Haplotype of growth hormone and angiotensin I-converting enzyme genes, serum angiotensin I-converting enzyme and ventricular growth: pathway inference in pharmacogenetics
- PMID: 17496728
- DOI: 10.1097/01.fpc.0000239976.54217.ac
Haplotype of growth hormone and angiotensin I-converting enzyme genes, serum angiotensin I-converting enzyme and ventricular growth: pathway inference in pharmacogenetics
Abstract
Objectives: An insertion/deletion (I/D) polymorphism in the angiotensin I-converting enzyme (ACE) gene is associated with variations in circulating and tissue angiotensin I-converting enzyme activity, and differences in exercise-induced left ventricular hypertrophic response. A genetic marker (CSH1.01) in the syntenic GH-CSH gene cluster correlates with metabolic syndrome in adult life in males.
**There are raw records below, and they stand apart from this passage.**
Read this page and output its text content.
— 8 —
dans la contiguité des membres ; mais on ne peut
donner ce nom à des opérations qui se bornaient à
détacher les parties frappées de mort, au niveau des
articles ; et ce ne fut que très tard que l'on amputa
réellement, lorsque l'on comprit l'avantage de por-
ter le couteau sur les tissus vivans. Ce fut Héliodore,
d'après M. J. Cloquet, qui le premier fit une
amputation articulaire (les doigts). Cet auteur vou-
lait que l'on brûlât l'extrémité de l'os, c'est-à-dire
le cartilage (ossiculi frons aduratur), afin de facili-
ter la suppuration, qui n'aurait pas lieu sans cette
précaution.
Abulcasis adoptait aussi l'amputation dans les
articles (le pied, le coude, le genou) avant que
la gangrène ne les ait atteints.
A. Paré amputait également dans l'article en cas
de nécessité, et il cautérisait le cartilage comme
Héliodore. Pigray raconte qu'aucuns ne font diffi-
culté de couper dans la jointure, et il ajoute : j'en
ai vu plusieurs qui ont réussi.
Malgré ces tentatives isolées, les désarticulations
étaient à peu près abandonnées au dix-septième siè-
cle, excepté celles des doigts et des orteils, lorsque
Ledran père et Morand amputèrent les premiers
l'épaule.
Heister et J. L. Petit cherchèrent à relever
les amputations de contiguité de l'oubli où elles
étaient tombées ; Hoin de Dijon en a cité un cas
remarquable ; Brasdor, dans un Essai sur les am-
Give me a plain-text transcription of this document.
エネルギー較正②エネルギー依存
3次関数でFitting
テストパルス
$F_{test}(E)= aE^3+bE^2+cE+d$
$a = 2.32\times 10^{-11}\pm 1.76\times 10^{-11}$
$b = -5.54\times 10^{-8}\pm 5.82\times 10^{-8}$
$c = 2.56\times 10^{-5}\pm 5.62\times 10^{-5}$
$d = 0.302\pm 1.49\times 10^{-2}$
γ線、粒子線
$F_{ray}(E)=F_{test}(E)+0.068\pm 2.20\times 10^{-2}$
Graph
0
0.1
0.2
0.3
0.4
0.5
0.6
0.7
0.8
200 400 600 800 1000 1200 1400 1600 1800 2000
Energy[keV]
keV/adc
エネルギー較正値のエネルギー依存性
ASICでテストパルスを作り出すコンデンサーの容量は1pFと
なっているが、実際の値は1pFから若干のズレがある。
Approximately 24% linkage disequilibrium between CSH1.01T and D alleles of ACE I/D has also been reported. The objective was to examine the hypothesis that effects ascribed to ACE genotype may reflect causality in the GH-CSH cluster.
Methods: The ACE I/D polymorphism and GH-CSH BglII-B single nucleotide polymorphism (in strong linkage disequilibrium with CSH1.01) were determined in 847 British Army recruits. Serum angiotensin I-converting enzyme activity and left ventricular mass were measured before and after a 12-week physical training program. Genotype and haplotype analyses of both markers were performed in relation to these phenotypes.
Results: The ACE I/D polymorphism was in linkage disequilibrium with BglII-B (D'=0.3). Strong association was seen between ACE I/D genotypes and serum angiotensin I-converting enzyme activity (P<0.0001), but not left ventricular mass change. BglII-B genotypes also associated significantly with serum angiotensin I-converting enzyme level (P<0.0001). Haplotype analysis, however, showed that most of this association resulted from linkage disequilibrium between BglII-B and ACE I/D. BglII-B did not associate with left ventricular mass change.
Conclusions: GH-CSH BglII-B genotype associates significantly with angiotensin I-converting enzyme levels, but only through linkage disequilibrium with ACE I/D. Every phenotype with which ACE I/D has been associated merits investigation of potential causal effects originating in the GH-CSH cluster (and vice versa), otherwise the chain of causality could be misinterpreted.